In June six years on from the Orlando club shooting we saw something all too similar in Oslo. Also abroad, Thailand looked to introduce same-sex civil partnerships, and while the US Supreme Court had its eye on same-sex marriage as the next step after abortion, polls showed it was more popular across the country than ever. In the UK BiCon pushed its booking deadline back a little while monkeypox numbers kept ticking upwards.

The American Center for Disease Control noted that COVID was having a worse impact on bis than other groups in July. While some Prides were ruling that police could not march – or not march in uniform – in Greater Manchester the police decided to boycott Pride instead. Glasgow‘s Mardi Gla became the first UK LGBT+ Pride to put bis front and centre. Civil partnerships – expected to fade away after the introduction of same-sex marriage – proved to be booming especially since they were opened up to mixed-sex couples as well. Biphobia on the football pitch wound up in court for Tower Hamlets FC.

August saw annual bi gathering BiCon return in-person in Leeds (and also online). Andorra became the 33rd country to legalise same-sex marriage, though it won’t come into effect until 2023, while in Vietnam the health services declared that being queer is not a disease. Monkeypox continued to spread here in the UK, albeit more slowly. Summer bi telly included Never Have I Ever and First Kill.

Each year September is the month of Bi Visibility Day, marked for the 24th time in 2022, and a date that now has wrapped around it Bi Week (in the USA) and in some parts of the internet, Bi Month. Once more there were more than 100 events to mark the date across a host of countries. That included a host of flags, displays and events in the UK, and in the USA a meeting at the White House, the illumination of the Niagara Falls in pink, purple and blue, and America’s LGBT journalism network hosting a discussion on bi representation. In Cuba a referendum backed same-sex marriage, and in Canada the government announced moves to equalise blood donation rules. But most impressively given all going on around them, in Ukraine the organisers of Kharkiv Pride went ahead with their event.

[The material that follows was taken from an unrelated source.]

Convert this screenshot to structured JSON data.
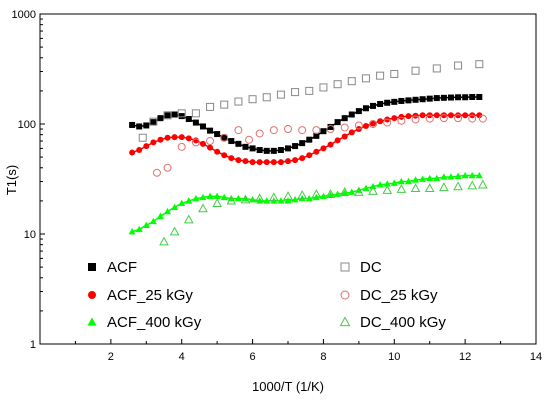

In October America’s version of BiCon, Because, returned. Like BiCon it went for a mixed format offering both in-person and online participation. Mexico finished its jigsaw-like process of introducing same-sex marriage, and Slovakia went there in a single step. Meanwhile in Japan Tokyo brought in a local partnership register similar to those seen in the UK at the end of the 1990s. A remarkable court case in the USA sought to overturn employment protections for bisexual people, and by implication asexual people too, arguing that the existing rulings only covered gay and straight people.

November saw another deadly attack at a queer bar in the USA. One of the handful of openly bi MPs here announced she would not be restanding whenever the General Election comes. One of her counterparts in the US was also seen to have disengaged from her party, and later crossed the floor from Democrat to sit as an Independent. Some far-from-robust research suggested both Oxford and Cambridge universities now have huge numbers of bi students, with heterosexuals now in the minority. In a rare bit of good public health news, Monkeypox numbers had fallen significantly.

And we celebrated 24 years of the bi flag.

As the year wrapped up, court cases had led to the US government move to legislate to protect same-sex marriage and interracial marriage from interference by the Supreme Court. By the middle of the December that legislation had passed all three stages to become law before the Democrats lose control of the House in January. Governor Kate Brown commuted all death sentences in her state. But the cherry on the cake of the year was the dictionary adding and recognising bi synonym multisexual.